Indexed sequencing protocols can be readily applied to barcode both the heavy and light chain sequences from a single sample, after which the heavy and light chain sequences can be paired. One study paired heavy and light chain variable gene sequences according to their relative frequencies within the repertoire, with a majority (21/27, or 78%) of the pairings tested generating antigen-specific antibodies [8]. A second study found that heavy and light chain pairs could be identified often using an evolution-based analysis, wherein coevolution of the heavy and light chains resulted in correlations between both the frequency and topology of the corresponding phylogenetic tree branches [7]. In either case, although these techniques may allow isolation of antigenic binding antibodies, they do not assuredly retain endogenous the original heavy and light chain gene pairing information.
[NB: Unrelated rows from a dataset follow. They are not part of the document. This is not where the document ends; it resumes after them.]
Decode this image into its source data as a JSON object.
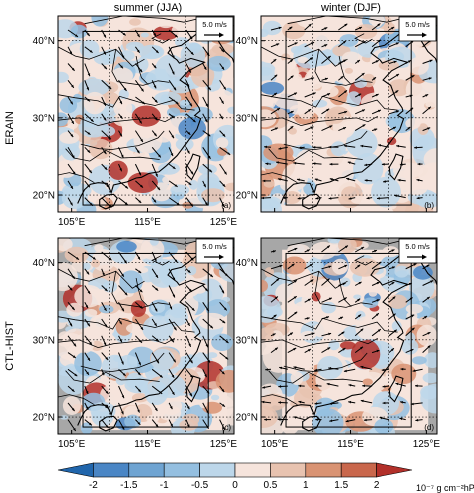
{
  "columns": [
    "summer (JJA)",
    "winter (DJF)"
  ],
  "rows": [
    "ERAIN",
    "CTL-HIST"
  ],
  "panels": [
    {
      "tag": "(a)",
      "ref_vector": "5.0 m/s"
    },
    {
      "tag": "(b)",
      "ref_vector": "5.0 m/s"
    },
    {
      "tag": "(c)",
      "ref_vector": "5.0 m/s"
    },
    {
      "tag": "(d)",
      "ref_vector": "5.0 m/s"
    }
  ],
  "lat_labels": [
    "40°N",
    "30°N",
    "20°N"
  ],
  "lon_labels": [
    "105°E",
    "115°E",
    "125°E"
  ],
  "colorbar": {
    "ticks": [
      "-2",
      "-1.5",
      "-1",
      "-0.5",
      "0",
      "0.5",
      "1",
      "1.5",
      "2"
    ],
    "unit": "10⁻⁷ g cm⁻²hPa⁻¹s",
    "colors": [
      "#2166ac",
      "#4a86c5",
      "#6fa4d2",
      "#94bfe0",
      "#bdd7ea",
      "#f6e4dc",
      "#e8c3b0",
      "#d99373",
      "#c9674c",
      "#b2302a"
    ]
  },
  "map_colors": {
    "land_grey": "#a7a7a7",
    "coast": "#000000"
  }
}
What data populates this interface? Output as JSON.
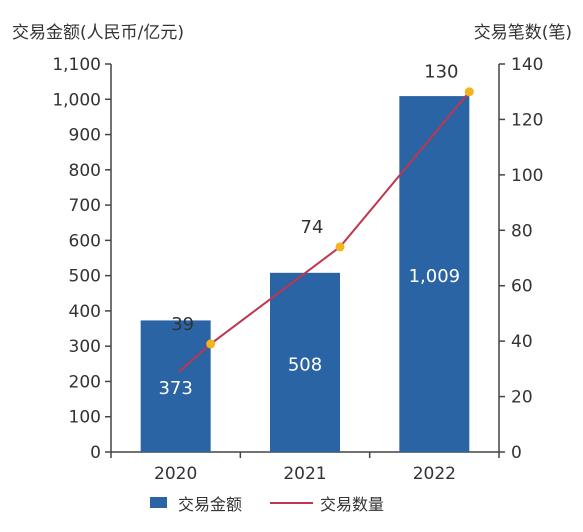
{
  "chart_data": {
    "type": "bar",
    "categories": [
      "2020",
      "2021",
      "2022"
    ],
    "left_axis_title": "交易金额(人民币/亿元)",
    "right_axis_title": "交易笔数(笔)",
    "y_left": {
      "min": 0,
      "max": 1100,
      "ticks": [
        "0",
        "100",
        "200",
        "300",
        "400",
        "500",
        "600",
        "700",
        "800",
        "900",
        "1,000",
        "1,100"
      ]
    },
    "y_right": {
      "min": 0,
      "max": 140,
      "ticks": [
        "0",
        "20",
        "40",
        "60",
        "80",
        "100",
        "120",
        "140"
      ]
    },
    "series": [
      {
        "name": "交易金额",
        "type": "bar",
        "axis": "left",
        "values": [
          373,
          508,
          1009
        ],
        "labels": [
          "373",
          "508",
          "1,009"
        ]
      },
      {
        "name": "交易数量",
        "type": "line",
        "axis": "right",
        "values": [
          39,
          74,
          130
        ],
        "labels": [
          "39",
          "74",
          "130"
        ]
      }
    ],
    "legend_position": "bottom",
    "grid": false
  },
  "colors": {
    "bar": "#2a64a4",
    "line": "#c0354f",
    "marker": "#f2b51d",
    "axis": "#444444"
  }
}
Recently, techniques were developed to retain the endogenous pairing information by linking the heavy and light chains during gene amplification [9,10]. In one study, single B cells were lysed in isolation using a high-density microwell plate, after which mRNA transcripts were captured on magnetic beads for emulsion PCR amplification with linking primers [9]. This process annealed the heavy and light chain complementarity determining region 3 (CDRH3 and CDRL3, respectively) sequences together into one amplicon for next-generation sequencing. A similar technique was employed by another study, which used advances in microfluidics to successfully accomplish on-chip single-cell RT-qPCR [10]. While published results are limited to 300 single-cell RT-qPCR measurements per run, the success of this protocol suggests that the chip could be scaled up to more than 1,000 measurements per chip. While these techniques likely highlight the future of antibody repertoire studies, the current read lengths of next generation sequencing limits the application to only CDRH3:CDRL3 paired sequences. Longer read lengths will be required to identify full-length antibody variable gene sequences that can be used to synthesize cDNA encoding the native sequence of the original antibody including all six CDRs.